Todas as regiões produtoras de café do Brasil podem colher cafés finos, que sejam bons de tipo e de bebida. Os cafés de qualidade não são, necessariamente, aqueles do Sul de Minas Gerais ou da região Mogiana, de São Paulo. Acabou a hegemonia no padrão de café. Novos paradigmas no conceito de classificação incluem o Paraná como fornecedor de qualidade. É uma questão de tecnologia de preparo e não um fenômeno de clima e solo, embora esses fatores exercam forte influência.
A opinião é do engenheiro agrônomo e produtor Francisco Barbosa Lima, que participou ontem do Seminário do Café, em Londrina. O evento, promovido por instituções dos setores público e privado, discutiu qualidade, certificação, marketing e tecnologia de produção e outros temas. O sentimento é de que o Estado deve continuar investindo em café, com respaldo de instituições de pesquisa e assistência técnica.
A mudança de referencial de qualidade não é nova. Mas ultimamente ela se expressa mais claramente, segundo Barbosa. Lembrou, a propósito, o resultado do Concurso Illy Café, ano passado, promovido pela empresa italiana: o primeiro colocado é do Sul de São Paulo. E o concurso de café gourmet, este ano, teve como vencedor um café da Zona da Mata de Minas Gerais.
Já no concurso de qualidade, promovido no Estado do Paraná, foram classificados cafés de Carlópolis, em 1º lugar (na categoria café cereja descascado e seco) e em 4º lugar (café natural, seco com casca). A determinante no resultado de Carlópolis foi a tecnologia empregada no preparo do café para a indústria. Afinal, Carlópolis não tem o melhor clima para café. Sofre os efeitos da umidade por estar próximo à uma grande represa (Xavantes). ‘‘Isto mostra que o domínio da tecnologia é que é fundamental e o Paraná tem conhecimento técnico acumulado para fazer bons cafés’’, resume.
Barbosa observa, no entanto, que o mercado hoje não remunera a mercadoria pelo diferencial qualidade.
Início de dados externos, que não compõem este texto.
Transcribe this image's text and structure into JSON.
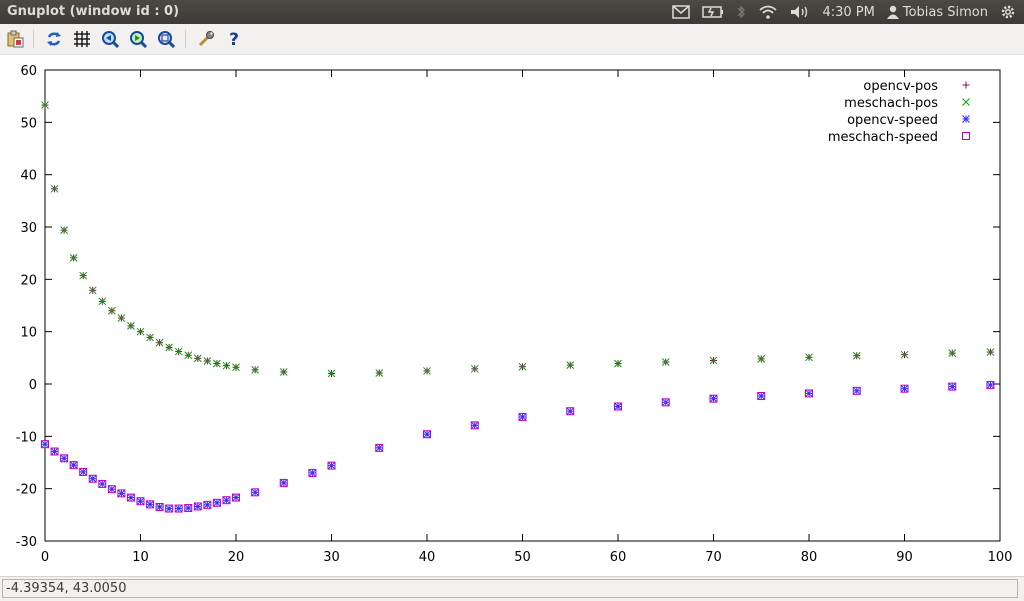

Ele defende que o produtor tem que receber pela qualidade para que toda a cadeia produtiva do café seja beneficiada.
No curso da aferição da qualidade há dois programas em andamento. Um visa qualificar e certificar o produto. Os parâmetros serão determinados pela Agência Nacional de Certificação. Uma vez concluído, o projeto vai padronizar os critérios possibilitando, inclusive, a comercialização via Internet. O outro programa é o da Educação do Mercado (PEM), executado pela Associação Brasileira da Indústria (Abic), que trata da pureza. O programa vai segmentar o mercado criando as categorias a) gourmet, um top de linha; b) superior, c) tradicional. Este é o caminho para que os cafés tenham preços diferenciados e os produtores sejam remunerados pelos investimentos em qualidade.
Pós-geada No painel técnico ‘‘O Paraná continua produzindo caf钒, o coordenador de café da Emater, Edison J. Trento mostrou a estrutura do Paraná na orientação aos agricultores. Defendeu a permanência do café, mesmo convivendo com condições adversas, que são contornáveis com apoio técnico.
Em outro painel ‘‘Confirmação da viabilidade do café adensado’’, o pesquisador Armando Androciolli Filho mostrou como este sistema de plantio está se recuperando da geada. Ao final da sua exposição técnica, Androciolli resumiu que as geadas existem e que o sistema adensado foi criado justamente para enfrentá-las. É por esta razão que a recuperação (econômica) do café adensado se dá mais rapidamente, com maior volume de produção por área já no segundo ano após implantação ou recepa.
O pesquisador do Instituto de Economia do Estado de São Paulo, Celso Vegro, no painel ‘‘Comparativo da rentabilidade dos sistemas de produção’’, apresentou dados sobre vantagens econômicas do sistema adensado em relação a métodos tradicionais.